Enfeksiyona bir bakteri neden olduğu için tedavi antibiyotik ve antienflamatuar kullanımına dayanır. Ancak atın ciddiyetine göre klinik olarak müdahale bile edilebilir.
6. At ensefaliti
At ensefaliti, sivrisinek ısırıkları ile bulaşan viral bir hastalıktır. Oldukça yaygın olmasının yanı sıra, bazı türler için agresif ve hatta öldürücü olarak kabul edilir. Patoloji sinir sisteminde ciddi hasara neden olur, bu nedenle enfekte olanların çoğu kalıcı yaralanmalarla sonuçlanabilir.
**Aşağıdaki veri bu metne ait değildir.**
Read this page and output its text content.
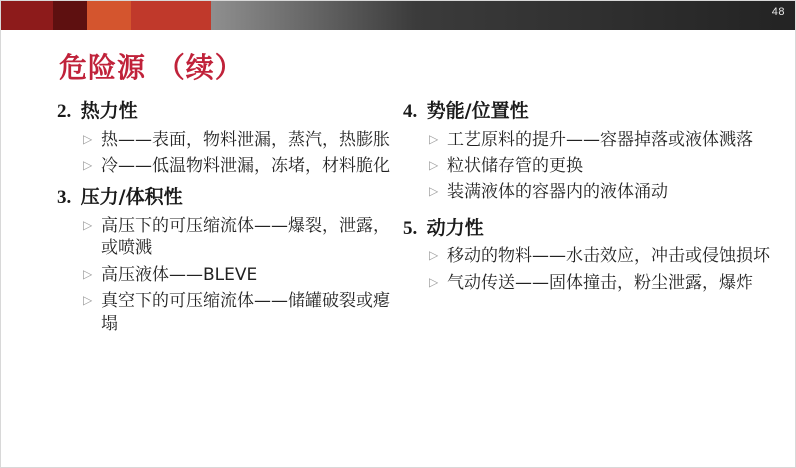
48
危险源 （续）
2. 热力性
▷ 热——表面，物料泄漏，蒸汽，热膨胀
▷ 冷——低温物料泄漏，冻堵，材料脆化
3. 压力/体积性
▷ 高压下的可压缩流体——爆裂，泄露，或喷溅
▷ 高压液体——BLEVE
▷ 真空下的可压缩流体——储罐破裂或瘪塌
4. 势能/位置性
▷ 工艺原料的提升——容器掉落或液体溅落
▷ 粒状储存管的更换
▷ 装满液体的容器内的液体涌动
5. 动力性
▷ 移动的物料——水击效应，冲击或侵蚀损坏
▷ 气动传送——固体撞击，粉尘泄露，爆炸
Aynı hastalığın üç çeşidi vardır: doğu at ensefaliti, batı at ensefaliti ve Venezuela at ensefaliti. Bazıları daha düşük ölüm oranına sahip olsa da, hepsinin vücut üzerinde aynı etkileri vardır. Neden olabilecek belirtiler arasında:
- Yürürken koordinasyon eksikliği.
- Davranış değişiklikleri.
- felç.
- Görsel zorluk.
- Konvülsiyonlar.
- Daireler çizerek yürümek.
Şu anda patolojiyle mücadele edecek bir tedavi yok, bu nedenle sadece semptomları hafifleten ilaçlar uygulanıyor. Bunu önlemek için bazı aşılar mevcuttur, ancak bunların kullanımı henüz bazı ülkelerde onaylanmamıştır.
7. Batı Nil virüsü
Batı Nil virüsü, sivrisineklerin ısırmasıyla bulaşan bir patojendir. Afrika, Asya, Orta Doğu, Amerika Birleşik Devletleri ve Avrupa'da tespit edilmiştir. Virüs vücuda girdikten sonra çoğalır ve atın beynini işgal eder.
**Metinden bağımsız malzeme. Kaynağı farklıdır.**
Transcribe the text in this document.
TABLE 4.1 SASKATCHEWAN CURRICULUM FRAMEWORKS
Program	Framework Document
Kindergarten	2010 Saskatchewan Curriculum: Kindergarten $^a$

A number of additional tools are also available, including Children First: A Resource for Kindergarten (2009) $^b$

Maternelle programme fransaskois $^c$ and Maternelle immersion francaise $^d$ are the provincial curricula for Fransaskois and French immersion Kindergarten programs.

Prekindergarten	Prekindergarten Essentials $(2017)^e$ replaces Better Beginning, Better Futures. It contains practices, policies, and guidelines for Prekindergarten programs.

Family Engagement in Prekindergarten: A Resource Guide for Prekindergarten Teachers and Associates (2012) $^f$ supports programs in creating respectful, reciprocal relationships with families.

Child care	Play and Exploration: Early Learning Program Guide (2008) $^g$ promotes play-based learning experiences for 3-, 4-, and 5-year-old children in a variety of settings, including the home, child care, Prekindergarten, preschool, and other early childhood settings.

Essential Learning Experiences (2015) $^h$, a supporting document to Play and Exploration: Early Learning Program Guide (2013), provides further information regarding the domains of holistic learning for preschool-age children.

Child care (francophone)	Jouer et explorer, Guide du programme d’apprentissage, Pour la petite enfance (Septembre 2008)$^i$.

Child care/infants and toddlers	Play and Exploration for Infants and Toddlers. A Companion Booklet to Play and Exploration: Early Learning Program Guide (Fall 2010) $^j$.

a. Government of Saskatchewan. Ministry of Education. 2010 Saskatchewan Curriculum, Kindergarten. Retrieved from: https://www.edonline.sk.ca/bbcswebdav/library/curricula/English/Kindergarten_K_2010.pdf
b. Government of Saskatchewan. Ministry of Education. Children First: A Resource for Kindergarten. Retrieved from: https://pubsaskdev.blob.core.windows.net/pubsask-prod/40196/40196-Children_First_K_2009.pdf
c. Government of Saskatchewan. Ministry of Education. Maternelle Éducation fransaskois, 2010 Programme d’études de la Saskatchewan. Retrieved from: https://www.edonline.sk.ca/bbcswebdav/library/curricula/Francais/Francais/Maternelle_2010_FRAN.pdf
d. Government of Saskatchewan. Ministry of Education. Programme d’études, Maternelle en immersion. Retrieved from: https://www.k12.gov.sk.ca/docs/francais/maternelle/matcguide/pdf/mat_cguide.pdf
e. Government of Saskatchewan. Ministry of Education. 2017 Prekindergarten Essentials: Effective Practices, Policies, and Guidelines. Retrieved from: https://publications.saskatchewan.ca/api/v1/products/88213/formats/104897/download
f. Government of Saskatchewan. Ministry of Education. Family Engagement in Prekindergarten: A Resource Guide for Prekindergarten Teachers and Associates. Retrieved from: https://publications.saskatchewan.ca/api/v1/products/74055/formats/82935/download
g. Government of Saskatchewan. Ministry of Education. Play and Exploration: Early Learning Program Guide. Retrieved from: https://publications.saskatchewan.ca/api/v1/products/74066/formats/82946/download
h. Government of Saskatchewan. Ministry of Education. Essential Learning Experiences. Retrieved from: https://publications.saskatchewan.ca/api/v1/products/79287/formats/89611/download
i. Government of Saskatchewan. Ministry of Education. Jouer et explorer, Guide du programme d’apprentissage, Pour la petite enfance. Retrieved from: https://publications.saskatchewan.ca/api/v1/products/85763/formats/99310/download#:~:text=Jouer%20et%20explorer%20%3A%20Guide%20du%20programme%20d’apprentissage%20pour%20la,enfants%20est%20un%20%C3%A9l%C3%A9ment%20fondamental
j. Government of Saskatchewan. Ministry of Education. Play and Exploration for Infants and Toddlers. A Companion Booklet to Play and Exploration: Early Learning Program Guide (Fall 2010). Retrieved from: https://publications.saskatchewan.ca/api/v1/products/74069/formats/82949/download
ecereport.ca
Genellikle, bu virüsün neden olduğu enfeksiyonların büyük bir kısmı asemptomatik ve risksizdir. En şiddetli vakalarda nöbetler, ensefalit, davranış değişiklikleri ve yürüme sorunları gibi belirtiler ortaya çıkar. Ayrıca bu vakaların üçte biri ölecek, geri kalanı ise sorunsuz bir şekilde iyileşecek.
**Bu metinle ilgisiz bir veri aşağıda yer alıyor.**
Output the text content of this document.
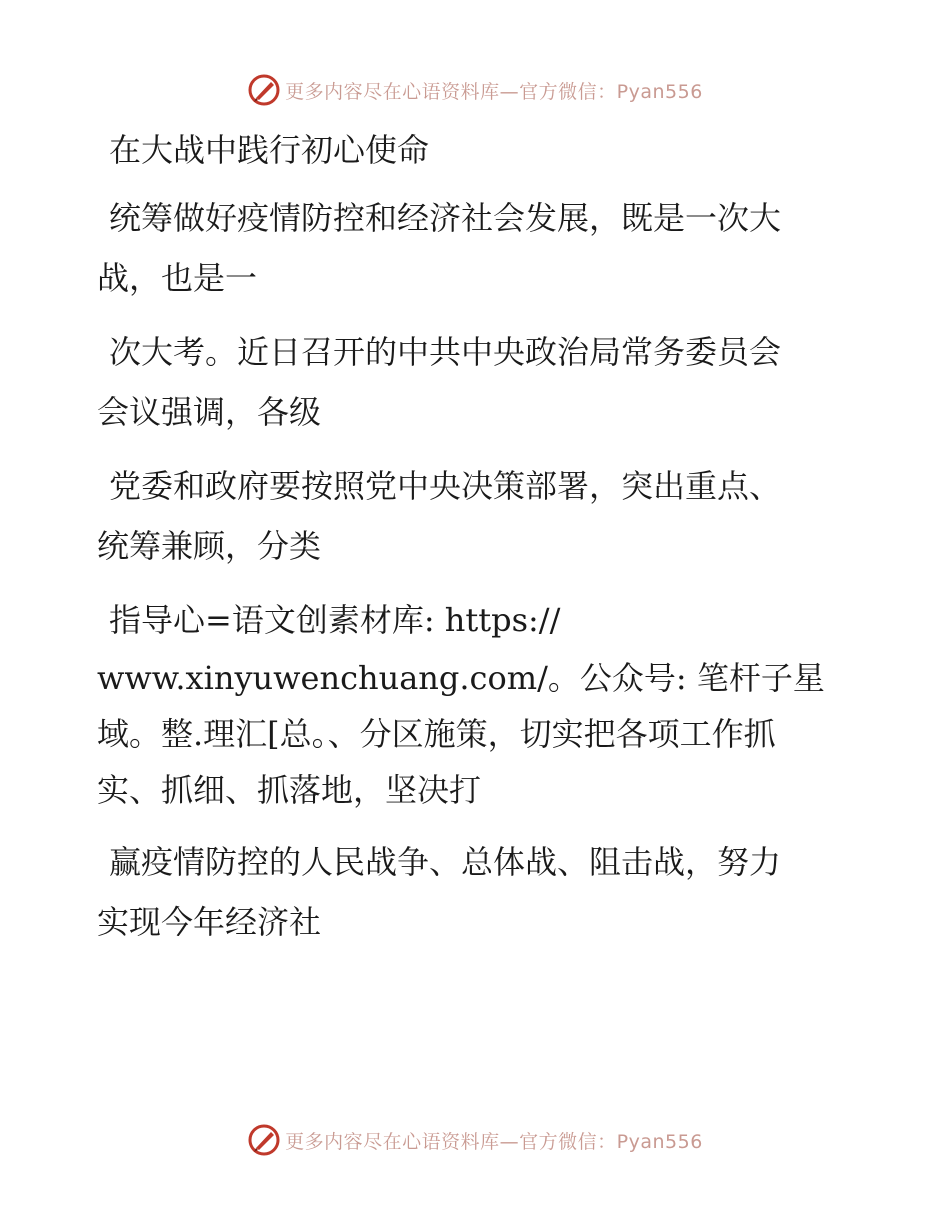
更多内容尽在心语资料库—官方微信：Pyan556

在大战中践行初心使命

统筹做好疫情防控和经济社会发展，既是一次大
战，也是一

次大考。近日召开的中共中央政治局常务委员会
会议强调，各级

党委和政府要按照党中央决策部署，突出重点、
统筹兼顾，分类

指导心=语文创素材库: https://
www.xinyuwenchuang.com/。公众号: 笔杆子星
域。整.理汇[总。、分区施策，切实把各项工作抓
实、抓细、抓落地，坚决打

赢疫情防控的人民战争、总体战、阻击战，努力
实现今年经济社

更多内容尽在心语资料库—官方微信：Pyan556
Maalesef hastalığı iyileştiren bir tedavi yoktur, bu nedenle sadece semptomlar tedavi edilir. Bazı ülkelerde, enfeksiyonun etkilerini önlemeye ve az altmaya yardımcı olan bir aşı onaylanmıştır. Ancak aşının gerçek etkinliği bilinmiyor.
Gördüğünüz gibi atlarda en sık görülen hastalıkların farklı kökenleri ve risk seviyeleri vardır.Bu nedenle, sağlıklarının sıkı bir şekilde izlenmesi ve kontroller için sık sık veteriner hekime gitmeleri önerilir. Hayatlarının tamamen size bağlı olduğunu unutmayın, bu yüzden onlara mümkün olan en iyi bakımı sunun.